3. L’examen des documents crées ou reçu par l’entreprise

Cet examen porte essentiellement sur les pièces telles que les factures, lettres, dossiers et autres documents justificatifs permettant de vérifier une procédure.
  • La pièce à vérifier est choisie selon le plan de la mission, ou l’utilisation des techniques de sondage.

4. Les procédés d’analyse

Ils comprennent l’analyse d’éléments inhabituels .des estimations, des comparaisons des rapprochements et des recoupements qui permettent de vérifier la cohérence entre les chiffres des comptes, l’activité de l’entreprise et ses prévisions.

IV. audit financier contractuel : Les travaux de fin d’année

On pour objet de vérifier que les chiffres sont cohérents compte tenu de la connaissance des comptes annuel, du secteur d’activité et du contexte économique. (Il se peut que le secteur d’activité dans lequel l’entreprise exerce son activité soit porteur alors que les soldes de l’entreprise affichent un résultat déficitaire, où même en comparaison avec les entreprises qui exercent leur activité dans le même domaine)

Il est également l’occasion de vérifier que les annexes respectent les dispositions légale et réglementaires et qu’elles comportent biens toute les informations d’importance significative sur la situation patrimoniale, financier et le résultat de l’entreprise.

V. audit financier contractuel :  les rapports

Le rapport représente un moyen de communication, via lequel les résultats de la mission d’audit sont affirmés. Ce dernier doit être claire et mettre en évidence :

– les conclusions principales de l’audit et indique les mesures à prendre pour remédier aux lacunes détectées.
-les détails suffisants sur les faiblesses des systèmes utilisées et les recommandations claires des mesures nécessaires à prendre.
– un résumé des principes constatation et conclusion et formuler des recommandations.

Le rapport doit également décrire la méthode de suivi utilisé par l’auditeur pour vérifier si les mesures corrective ont été bien mise en œuvre.

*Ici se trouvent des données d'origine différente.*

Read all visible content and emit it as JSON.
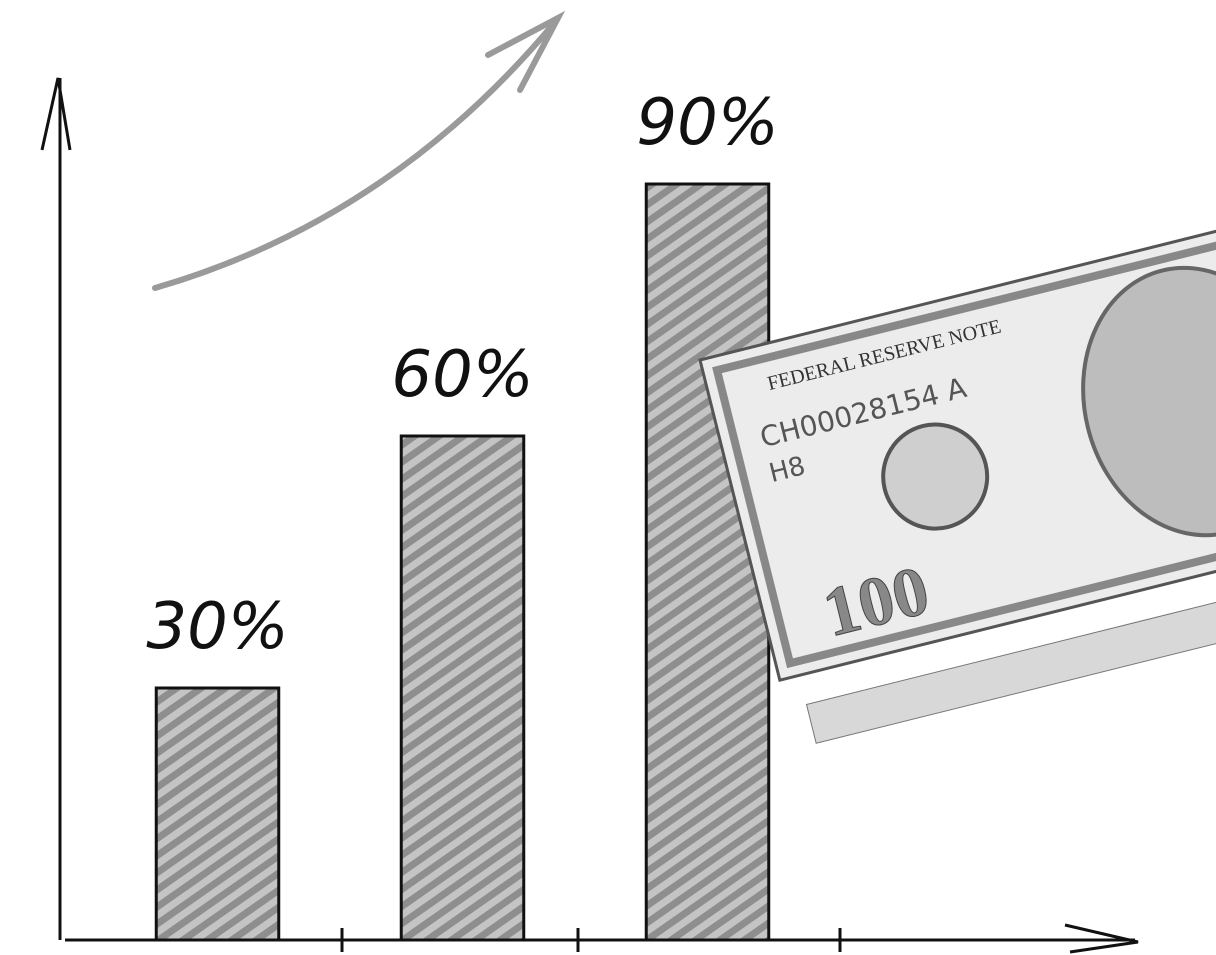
{
  "chart_data": {
    "type": "bar",
    "categories": [
      null,
      null,
      null
    ],
    "values": [
      30,
      60,
      90
    ],
    "value_labels": [
      "30%",
      "60%",
      "90%"
    ],
    "color": "#9a9a9a",
    "ylim": [
      0,
      100
    ],
    "annotations": [
      "FEDERAL RESERVE NOTE",
      "CH00028154 A",
      "H8",
      "100"
    ]
  }
}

Les dirigeants de l’entreprise doivent émettre un avis au sujet des erreurs ou sur les faiblesses lors d’une réunion récapitulative à la fin de la mission pour confirmer l’appréciation de l’auditeur sur la nature de l’erreur ou de la faiblesse et permettre une discussion et un accord sur les actions correctives pour l’amélioration du système

A la suite de la conclusion de l’audit, les auditeurs rédigent un rapport pour que les entités audités soient en mesure de effacé les faiblesses.

Le rapport doit être envoyé aux entités auditées en vue de commenter.

Quand il s’agit d’une mission d’audit légale, l’auditeur doit emmètre son opinion au niveau du rapport, soit par :
  • Certification sans réserve : dans ce cas l’auditeur juge que les états financiers de l’entreprise sont fiable, sincères, et reflètent la régularité et l’image fidèle de l’entreprise
  • Certification avec réserve : l’auditeur certifie la régularité des chiffres qui figurent dans les comptes annuels, mais il a pu identifier quelques anomalies qui non un impact sur la fiabilité des comptes, et qui peuvent être corrigées et surmontées. L’auditeur à son tour peut retirer la réserve.
  • Refus de certification : l’auditeur à travers cette opinion signale que la situation financière de l’entreprise ne reflète pas l’image fidèle de l’entreprise.